I was crying for our girl, but also for everyone else's heartache.... Because, it's HUMAN!!!

Tho it has only been 3 & 1/2 months that Ernie has gone to the Bridge, I remember that in the very beginning, I was counting the minutes, then hourly, then daily, then weekly.........until I didn't feel the need to count anymore; I'm just surprised that she has been there for 3 & 1/2 months..
I find comfort in that Ernie has a lot of new friends over Rainbow's Bridge.... wub.gif ....

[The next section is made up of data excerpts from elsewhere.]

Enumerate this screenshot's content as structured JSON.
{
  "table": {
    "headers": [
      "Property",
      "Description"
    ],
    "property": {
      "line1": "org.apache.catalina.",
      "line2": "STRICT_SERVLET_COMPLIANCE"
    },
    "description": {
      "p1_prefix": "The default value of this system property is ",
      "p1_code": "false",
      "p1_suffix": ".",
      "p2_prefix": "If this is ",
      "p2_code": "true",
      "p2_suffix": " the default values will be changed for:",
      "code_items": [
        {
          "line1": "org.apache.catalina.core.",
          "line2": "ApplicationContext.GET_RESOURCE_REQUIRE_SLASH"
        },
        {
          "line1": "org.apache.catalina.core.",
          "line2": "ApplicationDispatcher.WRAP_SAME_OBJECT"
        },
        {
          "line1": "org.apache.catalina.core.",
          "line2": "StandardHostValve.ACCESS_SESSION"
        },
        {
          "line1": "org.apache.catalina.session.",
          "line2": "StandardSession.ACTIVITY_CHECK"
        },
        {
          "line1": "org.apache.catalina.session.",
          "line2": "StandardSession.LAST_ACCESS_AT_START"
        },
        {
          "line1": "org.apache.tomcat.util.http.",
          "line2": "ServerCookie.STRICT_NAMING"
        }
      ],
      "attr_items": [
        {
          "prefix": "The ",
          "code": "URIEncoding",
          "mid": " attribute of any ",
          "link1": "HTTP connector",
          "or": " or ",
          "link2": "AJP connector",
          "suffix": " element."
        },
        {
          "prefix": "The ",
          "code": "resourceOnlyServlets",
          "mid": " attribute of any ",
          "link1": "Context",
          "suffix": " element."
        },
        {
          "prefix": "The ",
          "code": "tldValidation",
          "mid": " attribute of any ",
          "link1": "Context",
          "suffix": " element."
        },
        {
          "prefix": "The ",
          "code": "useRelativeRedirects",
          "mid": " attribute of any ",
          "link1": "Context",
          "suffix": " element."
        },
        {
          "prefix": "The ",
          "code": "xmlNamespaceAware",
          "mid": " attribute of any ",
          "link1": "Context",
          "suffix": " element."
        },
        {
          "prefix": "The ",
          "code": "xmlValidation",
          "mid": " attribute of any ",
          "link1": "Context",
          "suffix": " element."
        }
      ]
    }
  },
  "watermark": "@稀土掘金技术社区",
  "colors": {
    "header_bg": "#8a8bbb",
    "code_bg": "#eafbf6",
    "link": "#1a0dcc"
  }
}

AND, for sure, one day, when it is our time (Ben & myself) to pass over, I know that our girl will be waiting, along with all of our other furbabies who have been there even earlier.....

Lightning Strikes..........This is a great place to be (if you have to be at a Pet Grief site, at all).....
Everyone is soooooo kind, everyone understands just "how you feel", and we all invite you to take a look at our posts, from the very beginning to the most recent......

Gives you an idea on how sadness & grief progresses.......... It helped me immensely, because I had my girl from ages 23 to 43.............. She was my best girlfriend.........

There are A.H.'s (jerks) in the world who don't know what it's like to give love and be loved by a very special creature of God.......
THEY'RE THE ONE'S MISSING OUT............... THEY DON'T DESERVE THAT SPECIAL LOVE....

We will always be here for you & your wife, whenever you feel like talking, venting, etc....

Okay?????

God Bless!

Love, Denise
KittyGlitter
Flakeysdad,
I lost my 15 1/2 yr. old tortie, Vanna, last weekend. I'm so sorry that you and your wife lost both of your kitties in such a short time. Flakey sounds like such a sweetie-pie.smile.gif It must have been awful to see her go though all those health problems. sad.gif Well if you guys need anything, just let us know...
flakeysdad
Thanks, thanks so much for your posts. It's comforting to know that we're all feeling the same way.

I do have so many good memories of her, and they have been getting me through this week. It's good to remember her cute little face, her funny habits & behaviors. At first, especially the first day or two, these nice thoughts would make me smile for a few seconds, but then that would make me imediately cry, knowing she was gone. I guess those were the healing tears. I'm much better this week, but there will always be a hole in my heart where she was. It's right next to the hole that Butch left.

I want to thank each one of you for your kind words. Reading your posts, I can see that I have a lot in common with all of you - I don't have time to point out each quote right this minute (it's gettin late!) -But real quick: Gingerspal, I was following Ginger's status along with everyone else, and I was so sad to hear that he hadn't made it. And Kitty Glitter, my Butch was a tortie too! I'm very sorry about Vanna. Again, I'm sorry for all of you and your loss.

Thanks again, each of you. I'll be thinking of you all.